= Spectral atlas =

In astronomy, a spectral atlas is a collection of spectra of one or more objects, intended as a reference work for comparison with spectra of other objects. Several different types of collections are titled spectral atlases: those intended for spectral classification, for key reference, or as a collection of spectra of a general type of object.

In any spectral atlas, generally all the spectra have been taken with the same equipment, or with very similar instruments at different locations, to provide data as uniform as possible in its spectral resolution, wavelength coverage, noise characteristics, etc.

==Types==
===For spectral classification===
When assigning a spectral classification, a spectral atlas is a collection of standard spectra of stars with known spectral types, against which a spectrum of an unknown star is compared. It is analogous to an identification key in biology. Originally, such atlases included reproductions of the monochrome spectra as recorded on photographic plates, as in the original Morgan-Keenan-Kellman atlas and other atlases. These atlases include identifications and notations for use of those spectral features to be used as discriminators between close spectral types. With very large surveys of the sky which include automated assignment of spectral classification from the digital spectra data, graphical atlases have been supplanted by libraries of spectra of standard stars which often can be downloaded from VizieR and other sources.

===For key reference===
A spectral atlas can be a very high-quality spectrum of a key reference object, often made with very high spectral resolution, generally presented in large-format graphical form as a line chart (but normally strictly without markers at specific data points) of intensity or relative intensity (which for a star whose spectrum is dominated by absorption lines runs from zero to a normalized continuum) as a function of wavelength.

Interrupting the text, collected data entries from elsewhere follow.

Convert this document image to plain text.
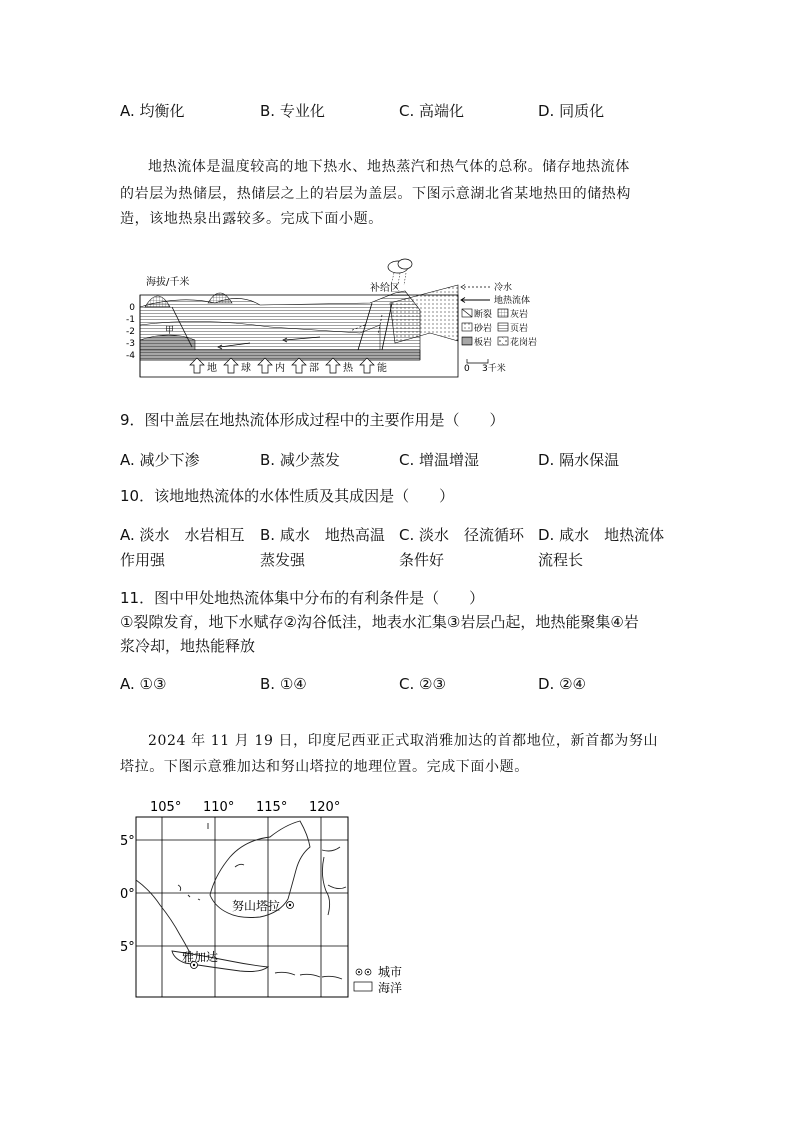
A. 均衡化	B. 专业化	C. 高端化	D. 同质化
地热流体是温度较高的地下热水、地热蒸汽和热气体的总称。储存地热流体
的岩层为热储层，热储层之上的岩层为盖层。下图示意湖北省某地热田的储热构
造，该地热泉出露较多。完成下面小题。
海拔/千米
0
-1
-2
-3
-4
补给区
甲
地 球 内 部 热 能
冷水
地热流体
断裂 灰岩
砂岩 页岩
板岩 花岗岩
0 3千米
9．图中盖层在地热流体形成过程中的主要作用是（　　）
A. 减少下渗	B. 减少蒸发	C. 增温增湿	D. 隔水保温
10．该地地热流体的水体性质及其成因是（　　）
A. 淡水　水岩相互
作用强
B. 咸水　地热高温
蒸发强
C. 淡水　径流循环
条件好
D. 咸水　地热流体
流程长
11．图中甲处地热流体集中分布的有利条件是（　　）
①裂隙发育，地下水赋存②沟谷低洼，地表水汇集③岩层凸起，地热能聚集④岩
浆冷却，地热能释放
A. ①③	B. ①④	C. ②③	D. ②④
2024 年 11 月 19 日，印度尼西亚正式取消雅加达的首都地位，新首都为努山
塔拉。下图示意雅加达和努山塔拉的地理位置。完成下面小题。
105° 110° 115° 120°
5°
0°
5°
努山塔拉
雅加达
城市
海洋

Such spectral atlases have been made several times for the Sun (e.g.,), Arcturus, other bright stars, planets, quasars, etc. Unlike classification atlases, such atlases made from data taken with photographic media were digitized with a densitometer and the digitized result is presented. Sometimes these atlases include identifications of spectral features, but often such identifications are presented in tabular form in separate publications (e.g.,).

===For objects of a general type===
A spectral atlas can be a collection of spectra of different individual objects of a general type, showing the variety of spectra inherent to the type, or a collection of spectra from a single object that varies over time, showing the variations in the spectra.